At 11:05 AM -0700 5/24/01, Peter Prymmer wrote:
>On Thu, 24 May 2001, Craig A. Berry wrote:
> > There are various potential pitfalls here.  For one thing, we use
>> lib$fid_to_name in some cases (see Perl_cando()), and lock IDs in
>> other cases (see encode_dev()).  I don't think either will work for
>> remote DECNET nodes, much less NFS.
>
>To Craig:
>Just out of curiosity, other than parsing the output of
>`DIRECTORY/FULL $file`; how does one invert lib$fid_to_name()?  There does
>not seem to be a lib$name_to_fid() library routine.

In C, the st_ino element of the stat structure is a 3-word array
containing the FID.  IIRC, in the return from Perl's stat() routine
you get the first 2 words squished next to each other in a longword.

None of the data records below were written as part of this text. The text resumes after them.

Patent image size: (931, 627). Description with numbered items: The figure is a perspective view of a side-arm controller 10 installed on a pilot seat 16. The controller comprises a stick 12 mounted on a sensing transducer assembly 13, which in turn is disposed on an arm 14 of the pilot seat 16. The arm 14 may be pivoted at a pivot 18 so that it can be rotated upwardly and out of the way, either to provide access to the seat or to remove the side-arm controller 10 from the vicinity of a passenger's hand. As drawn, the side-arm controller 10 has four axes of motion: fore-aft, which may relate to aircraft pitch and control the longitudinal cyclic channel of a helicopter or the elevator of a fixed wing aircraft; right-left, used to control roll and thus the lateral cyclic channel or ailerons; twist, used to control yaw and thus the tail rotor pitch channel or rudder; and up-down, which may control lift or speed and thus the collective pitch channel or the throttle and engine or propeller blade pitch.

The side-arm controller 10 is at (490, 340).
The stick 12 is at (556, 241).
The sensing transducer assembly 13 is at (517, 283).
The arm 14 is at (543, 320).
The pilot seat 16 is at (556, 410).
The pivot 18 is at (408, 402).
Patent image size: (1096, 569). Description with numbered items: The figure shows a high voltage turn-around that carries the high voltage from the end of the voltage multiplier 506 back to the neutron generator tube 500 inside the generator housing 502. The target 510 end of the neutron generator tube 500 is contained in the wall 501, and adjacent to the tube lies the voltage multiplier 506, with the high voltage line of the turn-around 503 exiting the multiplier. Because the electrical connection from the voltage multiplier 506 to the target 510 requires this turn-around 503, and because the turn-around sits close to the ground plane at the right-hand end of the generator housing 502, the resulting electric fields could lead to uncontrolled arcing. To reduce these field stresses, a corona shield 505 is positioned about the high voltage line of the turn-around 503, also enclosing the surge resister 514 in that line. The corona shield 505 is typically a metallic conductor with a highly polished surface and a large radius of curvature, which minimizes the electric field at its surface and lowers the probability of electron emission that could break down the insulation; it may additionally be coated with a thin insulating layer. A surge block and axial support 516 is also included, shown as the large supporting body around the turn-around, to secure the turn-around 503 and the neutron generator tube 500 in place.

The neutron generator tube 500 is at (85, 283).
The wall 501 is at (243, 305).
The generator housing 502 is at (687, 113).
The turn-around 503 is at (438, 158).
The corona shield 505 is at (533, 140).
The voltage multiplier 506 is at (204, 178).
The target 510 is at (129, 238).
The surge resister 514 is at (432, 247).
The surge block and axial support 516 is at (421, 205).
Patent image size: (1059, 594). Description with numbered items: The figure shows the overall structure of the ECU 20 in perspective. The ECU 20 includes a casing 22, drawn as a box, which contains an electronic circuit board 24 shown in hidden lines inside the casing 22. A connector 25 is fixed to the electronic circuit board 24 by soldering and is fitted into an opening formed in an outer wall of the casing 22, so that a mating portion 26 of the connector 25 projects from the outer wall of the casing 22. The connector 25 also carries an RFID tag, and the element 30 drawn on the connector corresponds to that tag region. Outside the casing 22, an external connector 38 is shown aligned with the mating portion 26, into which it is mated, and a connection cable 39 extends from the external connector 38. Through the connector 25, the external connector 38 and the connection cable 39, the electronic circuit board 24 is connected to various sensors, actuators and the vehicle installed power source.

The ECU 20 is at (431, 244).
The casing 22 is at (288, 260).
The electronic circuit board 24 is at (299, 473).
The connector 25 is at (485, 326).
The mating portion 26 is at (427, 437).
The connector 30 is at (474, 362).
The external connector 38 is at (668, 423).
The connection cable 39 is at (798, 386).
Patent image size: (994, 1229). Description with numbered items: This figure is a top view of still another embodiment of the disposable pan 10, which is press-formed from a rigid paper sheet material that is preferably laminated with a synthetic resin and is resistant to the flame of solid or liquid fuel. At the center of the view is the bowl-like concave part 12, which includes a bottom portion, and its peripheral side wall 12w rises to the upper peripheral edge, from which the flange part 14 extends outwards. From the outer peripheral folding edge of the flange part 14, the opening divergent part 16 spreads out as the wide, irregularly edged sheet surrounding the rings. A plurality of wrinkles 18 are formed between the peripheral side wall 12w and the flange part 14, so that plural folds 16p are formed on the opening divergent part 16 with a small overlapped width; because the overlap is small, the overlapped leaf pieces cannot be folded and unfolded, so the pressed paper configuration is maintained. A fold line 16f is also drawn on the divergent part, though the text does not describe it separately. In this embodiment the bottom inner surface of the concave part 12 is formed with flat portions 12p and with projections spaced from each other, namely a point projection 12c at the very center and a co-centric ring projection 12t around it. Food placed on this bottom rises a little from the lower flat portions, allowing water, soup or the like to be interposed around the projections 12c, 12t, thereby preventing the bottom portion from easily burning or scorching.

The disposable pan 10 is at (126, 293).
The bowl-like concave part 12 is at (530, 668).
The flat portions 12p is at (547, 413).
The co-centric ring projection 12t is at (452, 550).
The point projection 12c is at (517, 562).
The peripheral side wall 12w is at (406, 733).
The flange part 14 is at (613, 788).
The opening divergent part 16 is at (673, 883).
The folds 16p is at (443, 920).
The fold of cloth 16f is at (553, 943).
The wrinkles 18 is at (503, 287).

>From any language, you can do a $QIO to the file (or actually the
directory containing the file) with IO$_ACCESS and it will return the
FID in the FIB (File Information Block).  I believe you have to start
with the [000000] directory and do a chain of QIOs to each directory
file, shuffling the FID into the DID (Directory ID) until you get
down to the file you want.

Of course if you're staying with DCL, you only have to remember one
3-letter abbreviation:

$ write sys$output f$file_attributes("sys$login:login.com","fid")
(29072,31,0)

-- 
____________________________________________
Craig A. Berry                  
mailto:[EMAIL PROTECTED]

"Literary critics usually know what they're
talking about. Even if they're wrong."